I need to find a regular expression of the strings over {1,0} where all 11 occur before all 00.

I found the case where there is no 00's and where a 11 has to occur before a 00.

But I can't figure out how to make all 11's occur before all 00's

Answer 1

This works:

$$1^{*}(011^{*})^{*}(00^{*}1)^{*}0^{*}$$

Answer 2

The regexp is the concatenation of two sub-regexps:

1. The first part has no 00.
2. The second has no 11.

To generate the first part, i.e. the regexp of the language without consecuting zeros, we can consider: this language has at least one long of series of 1s, separated with zeros:

$$(0+\epsilon)((11^\star)0)^\star(\epsilon+11^\star)$$

In human language:

• we start with a 0 or with an empty string
• then we have at least 1 long list of 1s, suffixed with a single zero, 0 to infinite times
• finally we may stop with yet another at least 1 long list of 1s.
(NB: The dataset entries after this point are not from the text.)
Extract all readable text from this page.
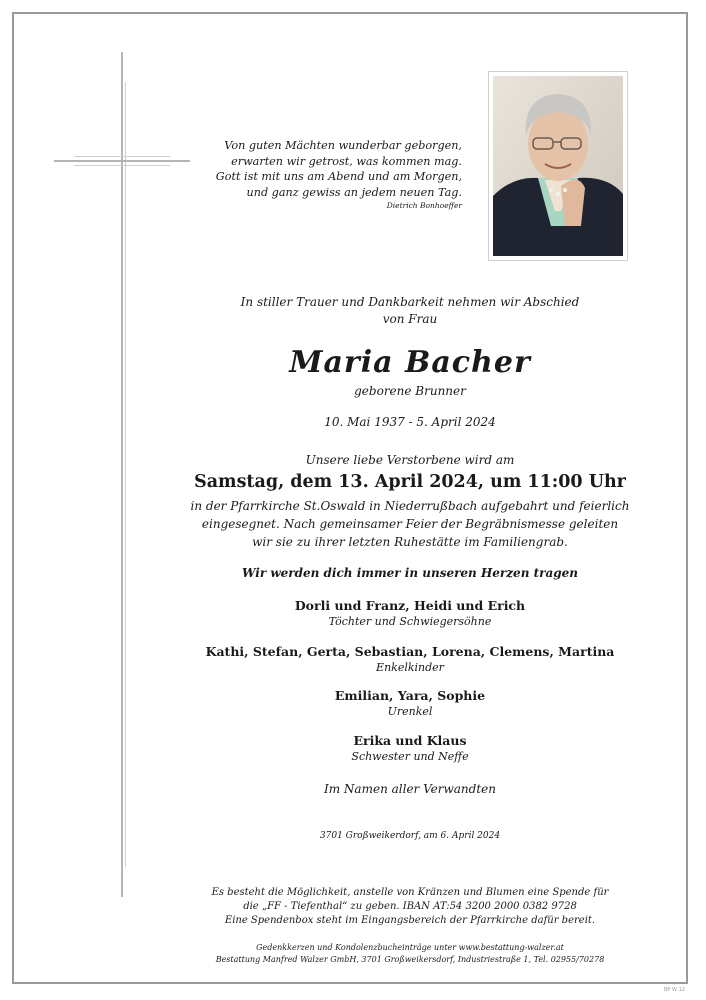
Von guten Mächten wunderbar geborgen,
erwarten wir getrost, was kommen mag.
Gott ist mit uns am Abend und am Morgen,
und ganz gewiss an jedem neuen Tag.
Dietrich Bonhoeffer
In stiller Trauer und Dankbarkeit nehmen wir Abschied
von Frau
Maria Bacher
geborene Brunner
10. Mai 1937 - 5. April 2024
Unsere liebe Verstorbene wird am
Samstag, dem 13. April 2024, um 11:00 Uhr
in der Pfarrkirche St.Oswald in Niederrußbach aufgebahrt und feierlich
eingesegnet. Nach gemeinsamer Feier der Begräbnismesse geleiten
wir sie zu ihrer letzten Ruhestätte im Familiengrab.
Wir werden dich immer in unseren Herzen tragen
Dorli und Franz, Heidi und Erich
Töchter und Schwiegersöhne
Kathi, Stefan, Gerta, Sebastian, Lorena, Clemens, Martina
Enkelkinder
Emilian, Yara, Sophie
Urenkel
Erika und Klaus
Schwester und Neffe
Im Namen aller Verwandten
3701 Großweikerdorf, am 6. April 2024
Es besteht die Möglichkeit, anstelle von Kränzen und Blumen eine Spende für
die „FF - Tiefenthal“ zu geben. IBAN AT:54 3200 2000 0382 9728
Eine Spendenbox steht im Eingangsbereich der Pfarrkirche dafür bereit.
Gedenkkerzen und Kondolenzbucheinträge unter www.bestattung-walzer.at
Bestattung Manfred Walzer GmbH, 3701 Großweikersdorf, Industriestraße 1, Tel. 02955/70278
BP W 12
For the second part, the double 1-less language, we do the same, the result is

$$(1+\epsilon)((00^\star)1)^\star(\epsilon+00^\star)$$

Thus, the formula is

$$(0+\epsilon)((11^\star)0)^\star(\epsilon+11^\star)(1+\epsilon)((00^\star)1)^\star(\epsilon+00^\star)$$

Of course we could minimize it by converting it to a finite automata, then minimizing this automata, and then generate its regexp.